An enthusiastic medical profession began injecting morphine on a vast scale for all manner of aches and pains, much the way that a more recent generation of doctors began prescribing Oxycontin and other legal drugs in a reaction against widespread undertreatment of pain. Wounded veterans became addicts, but so, too, did people suffering from arthritis. Women also became addicts en masse, thanks to the practice of treating menstrual cramps — or for that matter, any female complaint of pain — with injections of morphine.
Skeptics in the medical profession warned about the dangers of administering too much morphine. Yet these warnings generally fell on deaf ears. Some of the problem lay with the doctors themselves. One well-regarded doctor put it this way: "Opium is often the lazy physician's remedy."
But distance played a role, too. Doctors traveling dirt roads on horseback couldn't always follow up with patients in pain, and so they left their charges with vials of morphine. Well-meaning doctors who might otherwise resist administering morphine also faced pressure from patients and families to do so. If they refused, it was easy to find a doctor who would comply.
In the end, though, the medical profession largely solved the problem on its own. As awareness of physicians' role in fostering addiction spread, medical schools taught aspiring doctors to avoid prescribing morphine except under carefully controlled circumstances.
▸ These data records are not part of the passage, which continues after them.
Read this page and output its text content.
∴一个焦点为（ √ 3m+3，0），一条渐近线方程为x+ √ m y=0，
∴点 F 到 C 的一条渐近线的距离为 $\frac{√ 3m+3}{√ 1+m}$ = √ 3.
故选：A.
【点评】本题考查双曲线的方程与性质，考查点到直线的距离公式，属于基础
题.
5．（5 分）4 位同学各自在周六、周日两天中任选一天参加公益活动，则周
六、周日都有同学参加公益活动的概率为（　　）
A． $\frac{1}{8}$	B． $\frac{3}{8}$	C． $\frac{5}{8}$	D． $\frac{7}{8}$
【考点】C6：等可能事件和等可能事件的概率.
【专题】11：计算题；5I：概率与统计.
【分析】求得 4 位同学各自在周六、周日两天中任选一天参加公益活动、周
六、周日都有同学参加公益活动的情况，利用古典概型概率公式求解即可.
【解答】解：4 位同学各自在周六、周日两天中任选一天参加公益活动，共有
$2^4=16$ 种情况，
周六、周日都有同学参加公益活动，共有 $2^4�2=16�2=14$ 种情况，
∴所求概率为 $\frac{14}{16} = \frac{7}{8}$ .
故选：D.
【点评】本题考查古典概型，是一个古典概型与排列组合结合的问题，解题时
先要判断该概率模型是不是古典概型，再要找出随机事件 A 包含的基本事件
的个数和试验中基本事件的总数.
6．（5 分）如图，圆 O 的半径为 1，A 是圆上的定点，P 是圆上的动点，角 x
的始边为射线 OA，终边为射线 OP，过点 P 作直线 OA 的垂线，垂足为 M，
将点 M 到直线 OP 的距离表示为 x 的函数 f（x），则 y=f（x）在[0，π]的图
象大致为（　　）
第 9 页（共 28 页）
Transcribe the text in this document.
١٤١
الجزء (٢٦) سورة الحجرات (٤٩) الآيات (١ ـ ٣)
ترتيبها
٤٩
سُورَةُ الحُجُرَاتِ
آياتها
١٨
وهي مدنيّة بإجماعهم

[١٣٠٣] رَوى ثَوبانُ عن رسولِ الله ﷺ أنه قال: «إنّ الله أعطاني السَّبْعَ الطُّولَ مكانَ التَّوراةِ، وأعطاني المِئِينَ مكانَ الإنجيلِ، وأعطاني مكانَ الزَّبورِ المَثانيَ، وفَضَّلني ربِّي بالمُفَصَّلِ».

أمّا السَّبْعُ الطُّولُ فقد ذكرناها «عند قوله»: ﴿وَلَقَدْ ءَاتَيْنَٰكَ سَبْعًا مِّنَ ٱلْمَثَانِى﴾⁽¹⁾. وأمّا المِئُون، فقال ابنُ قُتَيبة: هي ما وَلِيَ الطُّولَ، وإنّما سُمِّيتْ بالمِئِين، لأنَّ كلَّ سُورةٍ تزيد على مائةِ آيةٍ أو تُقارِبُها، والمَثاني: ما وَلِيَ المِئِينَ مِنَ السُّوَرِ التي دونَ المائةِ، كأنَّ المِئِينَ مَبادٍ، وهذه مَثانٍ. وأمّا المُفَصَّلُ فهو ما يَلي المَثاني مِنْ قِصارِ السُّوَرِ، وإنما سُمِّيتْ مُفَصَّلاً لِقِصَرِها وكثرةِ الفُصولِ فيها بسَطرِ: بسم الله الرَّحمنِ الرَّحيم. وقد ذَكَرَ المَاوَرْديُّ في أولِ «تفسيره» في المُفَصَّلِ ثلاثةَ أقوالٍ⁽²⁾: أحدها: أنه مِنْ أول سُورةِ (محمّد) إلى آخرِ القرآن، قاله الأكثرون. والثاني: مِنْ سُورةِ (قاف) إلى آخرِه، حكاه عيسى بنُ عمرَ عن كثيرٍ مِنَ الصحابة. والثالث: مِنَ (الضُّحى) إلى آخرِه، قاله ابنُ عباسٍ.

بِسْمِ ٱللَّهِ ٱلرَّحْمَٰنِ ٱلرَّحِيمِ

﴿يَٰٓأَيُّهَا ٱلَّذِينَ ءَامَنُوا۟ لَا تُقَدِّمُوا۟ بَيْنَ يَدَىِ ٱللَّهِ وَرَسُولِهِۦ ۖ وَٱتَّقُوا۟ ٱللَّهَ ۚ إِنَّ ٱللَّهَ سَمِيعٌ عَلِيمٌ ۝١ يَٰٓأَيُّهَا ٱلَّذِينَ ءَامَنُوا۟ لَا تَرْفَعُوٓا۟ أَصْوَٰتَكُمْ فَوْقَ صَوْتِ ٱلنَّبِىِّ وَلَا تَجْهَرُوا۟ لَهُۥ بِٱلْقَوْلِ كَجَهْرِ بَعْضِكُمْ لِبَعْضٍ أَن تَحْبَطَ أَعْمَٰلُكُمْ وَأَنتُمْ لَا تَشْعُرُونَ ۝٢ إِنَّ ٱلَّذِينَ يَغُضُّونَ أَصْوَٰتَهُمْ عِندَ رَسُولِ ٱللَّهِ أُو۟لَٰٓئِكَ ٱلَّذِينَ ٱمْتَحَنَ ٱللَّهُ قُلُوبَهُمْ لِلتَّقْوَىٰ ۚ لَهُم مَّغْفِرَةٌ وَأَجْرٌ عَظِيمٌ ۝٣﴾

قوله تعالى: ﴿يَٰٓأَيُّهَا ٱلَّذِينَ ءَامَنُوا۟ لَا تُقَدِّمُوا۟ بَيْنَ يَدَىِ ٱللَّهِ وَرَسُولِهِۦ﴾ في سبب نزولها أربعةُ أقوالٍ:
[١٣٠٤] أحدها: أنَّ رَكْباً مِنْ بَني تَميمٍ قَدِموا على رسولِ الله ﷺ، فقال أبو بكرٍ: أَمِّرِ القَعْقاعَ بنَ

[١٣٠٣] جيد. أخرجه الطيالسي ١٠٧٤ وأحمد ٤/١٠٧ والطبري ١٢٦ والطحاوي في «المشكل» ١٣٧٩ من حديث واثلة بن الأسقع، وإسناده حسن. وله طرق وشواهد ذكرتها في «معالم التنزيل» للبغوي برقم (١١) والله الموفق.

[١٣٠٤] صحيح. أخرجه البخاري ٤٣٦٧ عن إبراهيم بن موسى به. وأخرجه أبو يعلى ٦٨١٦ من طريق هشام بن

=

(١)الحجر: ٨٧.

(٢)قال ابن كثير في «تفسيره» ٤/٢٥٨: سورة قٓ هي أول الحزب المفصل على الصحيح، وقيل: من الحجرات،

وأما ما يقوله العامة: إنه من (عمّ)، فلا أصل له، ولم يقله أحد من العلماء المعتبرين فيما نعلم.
The growing availability of milder analgesics — salicylates like aspirin — made the job easier, offering a less powerful, but far safer, alternative to morphine.
While the younger generation of doctors stigmatized morphine, the problem was increasingly linked to older, poorly trained doctors who had come of age in an era when the hypodermic needle was touted as a cure-all. A study in 1919, for example, found that 90 percent of opiate prescriptions in Pennsylvania came from only a third of the state's doctors, most of whom were over 50 years old.
As the medical profession started to police its ranks, shaming those who enabled addiction, the epidemic began to burn itself out. "Old addicts died off faster than new ones were created," Courtwright writes. The smaller group of addicts who became the face of opiate addition tended to be poorer "pleasure users" who picked up the habit in the criminal underworld.
Today's opioid epidemic is similar to the one that came and went over a century ago. While there is plenty of room for government assistance in funding treatment for addicts, never mind regulation of drugs, history suggests that the medical profession will ultimately play the most important role.
There are some promising signs. The number of opioid prescriptions written by doctors has dropped by small amounts over the past few years, though some of the evidence suggests that the decline has more to do with patients anxious about the potential for addiction.
Still, it took decades during the 19th century for doctors to shy away from injecting patients with morphine for the slightest complaint. It may take just as long before doctors kick the habit of prescribing powerful pain pills.
— Stephen Mihm, an associate professor of history at the University of Georgia, is a contributor to Bloomberg View.